Many a frustrated home cook has justified their shortcomings by laying blame on the evil kitchen duo, butter and salt.

Well they would be right… kind of. What this flippant response ignores is mastery of proper cooking technique. Yes, professional cooks use a great deal of salt, but they also know when to add it. They know that to build flavor, you have to learn to cook with salt rather than showering it on at the end, expecting that it will magically fix the failures in your dish.

Sure restaurant cooks use butter (in a French kitchen they use A LOT of butter). However, they also know the difference between using solid, clarified and beurre monte. Salted versus unsalted. Most importantly, they know that there is no acceptable substitute for top quality stuff.

But it’s not just butter and salt. A good cook knows when to use lime instead of lemon juice, champagne vinegar instead of sherry vinegar. The subtle difference between virgin and extra virgin olive oil. What will happen if they use canola rather than grapeseed oil. And how the flavor will be affected if they add honey instead of crystallized sugar.

Knowledge and technique are the so-called tricks to decadent food.

I promised Chef I would never divulge any secrets I learned while apprenticing under him, but I think I can get away with spilling one tiny one… if you want to highlight an ingredients’ natural sweetness without bringing the whole dish into the realm of dessert try adding fruit instead of sugar.

In the recipe below I’ve used an apple to add a subtle sweetness to the pâté that could never be accomplished with honey or any type of sugar.

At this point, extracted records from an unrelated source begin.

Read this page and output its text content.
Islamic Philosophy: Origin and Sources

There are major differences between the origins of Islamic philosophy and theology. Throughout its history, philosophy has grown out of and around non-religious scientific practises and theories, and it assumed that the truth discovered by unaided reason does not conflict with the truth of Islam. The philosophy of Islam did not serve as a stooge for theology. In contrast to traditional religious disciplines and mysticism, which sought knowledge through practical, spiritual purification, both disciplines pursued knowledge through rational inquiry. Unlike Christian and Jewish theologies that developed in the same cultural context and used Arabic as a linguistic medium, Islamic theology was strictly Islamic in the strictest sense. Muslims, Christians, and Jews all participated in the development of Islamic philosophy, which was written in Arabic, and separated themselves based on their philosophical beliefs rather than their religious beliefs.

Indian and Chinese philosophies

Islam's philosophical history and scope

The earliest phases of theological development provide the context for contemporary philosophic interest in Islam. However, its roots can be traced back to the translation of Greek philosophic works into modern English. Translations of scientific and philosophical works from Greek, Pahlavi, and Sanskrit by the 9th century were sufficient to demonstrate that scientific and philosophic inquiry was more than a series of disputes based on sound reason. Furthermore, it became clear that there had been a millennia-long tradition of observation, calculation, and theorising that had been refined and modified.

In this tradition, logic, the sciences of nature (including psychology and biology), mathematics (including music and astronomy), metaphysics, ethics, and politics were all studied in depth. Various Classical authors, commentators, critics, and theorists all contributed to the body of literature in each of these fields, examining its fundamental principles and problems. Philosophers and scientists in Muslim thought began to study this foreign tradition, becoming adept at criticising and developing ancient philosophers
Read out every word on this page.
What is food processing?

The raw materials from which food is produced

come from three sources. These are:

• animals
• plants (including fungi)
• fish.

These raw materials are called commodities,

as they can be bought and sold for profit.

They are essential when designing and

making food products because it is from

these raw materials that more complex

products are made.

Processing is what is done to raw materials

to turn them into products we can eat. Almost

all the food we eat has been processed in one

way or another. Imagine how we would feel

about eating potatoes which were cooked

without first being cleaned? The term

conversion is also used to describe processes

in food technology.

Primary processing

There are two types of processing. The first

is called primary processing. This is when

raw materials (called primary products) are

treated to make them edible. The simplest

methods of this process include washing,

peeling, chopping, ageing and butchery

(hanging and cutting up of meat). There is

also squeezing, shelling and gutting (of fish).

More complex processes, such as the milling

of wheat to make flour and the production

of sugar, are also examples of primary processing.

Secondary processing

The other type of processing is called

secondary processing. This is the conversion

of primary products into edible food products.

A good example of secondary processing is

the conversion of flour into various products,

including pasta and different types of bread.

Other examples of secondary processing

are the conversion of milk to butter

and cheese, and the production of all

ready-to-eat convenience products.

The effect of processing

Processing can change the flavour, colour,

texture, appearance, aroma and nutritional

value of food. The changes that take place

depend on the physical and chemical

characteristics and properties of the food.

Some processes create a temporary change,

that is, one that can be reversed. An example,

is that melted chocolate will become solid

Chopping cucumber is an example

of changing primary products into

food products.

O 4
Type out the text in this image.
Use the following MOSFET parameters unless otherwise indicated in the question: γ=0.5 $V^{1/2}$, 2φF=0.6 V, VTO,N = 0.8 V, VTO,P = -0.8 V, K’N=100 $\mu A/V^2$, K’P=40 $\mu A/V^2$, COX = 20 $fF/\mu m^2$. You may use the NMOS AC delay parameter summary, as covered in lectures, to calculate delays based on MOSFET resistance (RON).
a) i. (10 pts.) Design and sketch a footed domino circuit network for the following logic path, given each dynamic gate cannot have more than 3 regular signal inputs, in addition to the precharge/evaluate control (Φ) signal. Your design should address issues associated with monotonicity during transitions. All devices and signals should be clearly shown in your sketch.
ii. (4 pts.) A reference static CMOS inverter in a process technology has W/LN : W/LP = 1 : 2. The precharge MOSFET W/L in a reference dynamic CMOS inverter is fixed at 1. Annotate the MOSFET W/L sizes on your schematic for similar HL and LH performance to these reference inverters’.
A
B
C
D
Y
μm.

As for the butter that is called for, toss out all the fake “healthy” fat substitutes in your fridge, and go out and get the real thing (I use Kerrygold, Pure Irish Butter).

Wanna cook like a chef? Start with the right ingredients, and take the time to learn how to use them.

Ingredients
1 stick butter + 1 Tbs. (9 Tbs. total) 
1 onion, diced
1 large garlic clove, sliced
1 shallot, diced
1 tsp. salt
1 tsp fresh thyme
1 Granny Smith apple: peeled, cored and diced
¼ tsp. freshly ground nutmeg
1 lb. chicken livers, trimmed
¼ tsp. black pepper
2 Tbs. cognac 

  • Melt ½ a stick (4 Tbs) of butter in a large skillet over medium heat. Add the onion, garlic, shallot and ½ tsp of salt. Gently cook for 4 minutes, stirring often. Add the thyme. Cook for one minute more.
  • Add the apple and nutmeg. Continue to cook over medium heat for 5 minutes. Remove mixture from the skillet.
  • Return the skillet to the medium heat. Melt the other ½ a stick of butter. Add the chicken livers, ½ tsp of salt and ¼ tsp of black pepper. Cook for 5 minutes turning the livers occasionally to insure even cooking. Add the onion and apple mixture to the skillet. Cook altogether another 4 minutes, or until the liver centers are just slightly pink (you can cut one open to check doneness).
  • Add 2 tablespoons cognac. Stir through and remove from heat.
  • Place mixture in blender. Process till you get the texture you want. I like my pâté to be very smooth so I do it in two batches. While it’s running, carefully scrap down the sides of the blender with a thin spatula to ensure an even smoothness (this will also give the blender a hand with the processing of the somewhat dense mixture)
  • Add the final tablespoon of butter, blend through.
  • Taste and add a touch more salt and pepper if you desire.
  • Place the mixture into the dishes you will serve it in. I typically hold it in two ramekins. Cover tightly with plastic wrap and place in the refrigerator. This pate can be eaten as soon as it cools and sets. However, it tastes even better the next day.